KEPULAUAN BANGKA BELITUNG — Pengalaman Kristiani bermula saat ia mengurus laporan kecelakaan lalu lintas untuk keperluan klaim asuransi Jasa Raharja pada Rabu (26/8). Sebelum berangkat, keluarganya sempat berpesan bahwa ada kemungkinan biaya pengurusan dokumen di Satlantas Colombo, namun pengambilan kendaraan disebut gratis. Ia pun menyetujui karena mengira biaya tersebut merupakan prosedur resmi semacam denda tilang.

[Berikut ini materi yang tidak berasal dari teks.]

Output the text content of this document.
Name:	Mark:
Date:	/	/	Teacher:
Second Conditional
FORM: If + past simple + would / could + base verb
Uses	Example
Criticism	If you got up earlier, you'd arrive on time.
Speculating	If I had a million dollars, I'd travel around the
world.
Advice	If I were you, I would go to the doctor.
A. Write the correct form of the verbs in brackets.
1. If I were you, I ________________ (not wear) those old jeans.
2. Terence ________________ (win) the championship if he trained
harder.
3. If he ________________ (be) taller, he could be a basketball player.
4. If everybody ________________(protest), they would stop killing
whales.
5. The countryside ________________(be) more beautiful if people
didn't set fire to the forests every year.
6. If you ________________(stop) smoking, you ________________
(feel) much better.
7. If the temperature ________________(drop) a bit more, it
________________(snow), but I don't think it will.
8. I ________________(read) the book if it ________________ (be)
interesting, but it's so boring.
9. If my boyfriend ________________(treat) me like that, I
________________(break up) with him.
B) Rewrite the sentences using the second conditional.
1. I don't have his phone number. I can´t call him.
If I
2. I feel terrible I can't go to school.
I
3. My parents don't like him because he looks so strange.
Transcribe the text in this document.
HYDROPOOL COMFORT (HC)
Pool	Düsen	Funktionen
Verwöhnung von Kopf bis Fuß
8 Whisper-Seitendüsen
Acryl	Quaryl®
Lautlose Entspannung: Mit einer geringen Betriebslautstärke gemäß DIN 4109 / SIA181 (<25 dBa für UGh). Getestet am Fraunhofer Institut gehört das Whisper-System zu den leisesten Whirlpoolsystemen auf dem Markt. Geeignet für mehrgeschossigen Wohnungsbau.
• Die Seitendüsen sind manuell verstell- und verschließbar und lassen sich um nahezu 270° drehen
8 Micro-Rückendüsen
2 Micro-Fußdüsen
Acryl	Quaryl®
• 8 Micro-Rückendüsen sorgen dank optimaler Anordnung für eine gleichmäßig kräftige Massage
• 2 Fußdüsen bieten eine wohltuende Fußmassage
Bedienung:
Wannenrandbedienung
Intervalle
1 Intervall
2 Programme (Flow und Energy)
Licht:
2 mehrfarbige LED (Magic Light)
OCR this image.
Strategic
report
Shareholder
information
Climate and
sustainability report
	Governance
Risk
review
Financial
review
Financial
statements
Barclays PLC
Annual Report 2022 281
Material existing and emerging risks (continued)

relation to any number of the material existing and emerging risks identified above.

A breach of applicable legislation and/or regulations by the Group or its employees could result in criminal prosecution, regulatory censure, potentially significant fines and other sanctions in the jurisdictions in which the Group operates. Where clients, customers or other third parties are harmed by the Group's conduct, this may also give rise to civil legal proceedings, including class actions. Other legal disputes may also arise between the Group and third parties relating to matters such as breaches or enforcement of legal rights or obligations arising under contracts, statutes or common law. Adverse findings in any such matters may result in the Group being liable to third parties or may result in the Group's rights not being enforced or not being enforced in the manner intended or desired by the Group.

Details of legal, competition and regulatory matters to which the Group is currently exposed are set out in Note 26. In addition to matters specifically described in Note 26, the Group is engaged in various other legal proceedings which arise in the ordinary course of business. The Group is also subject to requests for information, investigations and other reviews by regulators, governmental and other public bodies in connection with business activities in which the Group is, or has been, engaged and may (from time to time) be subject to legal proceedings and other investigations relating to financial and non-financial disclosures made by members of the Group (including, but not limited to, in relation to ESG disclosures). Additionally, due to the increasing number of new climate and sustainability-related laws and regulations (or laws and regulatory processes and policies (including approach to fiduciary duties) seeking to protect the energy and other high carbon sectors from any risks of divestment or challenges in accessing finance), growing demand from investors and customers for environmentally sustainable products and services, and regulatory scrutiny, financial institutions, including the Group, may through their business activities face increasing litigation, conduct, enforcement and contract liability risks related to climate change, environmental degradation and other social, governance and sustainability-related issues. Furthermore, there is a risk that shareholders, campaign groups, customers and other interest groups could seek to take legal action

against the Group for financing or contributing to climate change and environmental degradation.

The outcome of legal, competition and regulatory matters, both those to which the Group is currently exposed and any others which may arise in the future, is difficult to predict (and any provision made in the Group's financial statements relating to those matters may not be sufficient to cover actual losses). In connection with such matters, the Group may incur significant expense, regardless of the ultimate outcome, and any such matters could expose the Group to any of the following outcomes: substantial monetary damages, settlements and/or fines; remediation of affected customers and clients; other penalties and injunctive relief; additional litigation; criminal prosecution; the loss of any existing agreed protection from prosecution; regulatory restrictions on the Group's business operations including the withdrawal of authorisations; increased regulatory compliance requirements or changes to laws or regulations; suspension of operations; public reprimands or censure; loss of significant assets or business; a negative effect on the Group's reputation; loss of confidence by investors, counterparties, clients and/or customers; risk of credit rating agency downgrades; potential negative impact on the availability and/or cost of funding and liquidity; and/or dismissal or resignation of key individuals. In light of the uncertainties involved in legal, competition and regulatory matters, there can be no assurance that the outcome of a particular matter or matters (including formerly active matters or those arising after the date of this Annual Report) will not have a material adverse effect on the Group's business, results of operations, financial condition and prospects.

Kecurigaan muncul saat ia diminta mentransfer uang senilai Rp1 juta ke rekening pribadi atas nama penyidik. "Namun kemarin sewaktu di sana saya diminta untuk mentransfer uang tersebut ke rekening pribadi atas nama penyidik," ungkap Kristiani. Ia menegaskan bahwa pembayaran tersebut bukan untuk biaya pengambilan kendaraan secara langsung, melainkan untuk surat pengeluaran kendaraan.
"Ambil barang bukti kecelakaan GRATIS. Iya sih gratis, tapi buat minta surat pengeluaran kendaraan harus bayar," tulis Kristiani dalam unggahan yang viral. Ia juga menjelaskan bahwa unit motornya masih berada di Polsek Dukuh Pakis dan belum diambil.
Setelah unggahannya viral, Kristiani dihubungi seseorang yang mengaku sebagai atasan penyidik. Sosok tersebut memintanya datang ke Satlantas Colombo dan mengarsipkan atau menghapus unggahan karena dinilai memicu kegaduhan. Namun, Kristiani menolak kedua permintaan tersebut.
Menariknya, pihak kepolisian sempat menawarkan untuk mengantarkan sepeda motor yang ditahan di Polsek Dukuh Pakis sekaligus mengembalikan uang Rp1 juta yang sudah ditransfer. Tawaran itu batal setelah telepon dari sosok yang mengaku atasan tersebut masuk. "Tadinya sempat menawarkan untuk datang mengantarkan kendaraan dan mengembalikan uang, namun setelah seseorang yang mengaku sebagai atasannya menghubungi saya sepertinya tidak jadi datang," jelasnya.
Menanggapi kabar yang beredar, Kasatlantas Polrestabes Surabaya AKBP Galih Bayu Raditya memastikan pihaknya bergerak cepat. "Akan segera saya cek dan tindak lanjuti," kata Galih, Jumat (28/8/2026). Ia juga mengimbau korban atau warga yang merasa dirugikan agar melaporkan ke Propam Polrestabes Surabaya dengan menyertakan bukti pendukung.
"Untuk yang bersangkutan bisa laporan ke Propam Polrestabes Surabaya untuk melengkapi bukti-bukti yang ada untuk pemeriksaan kita," tegasnya. Sementara itu, Kristiani berencana mengambil sendiri motornya di Polsek Dukuh Pakis.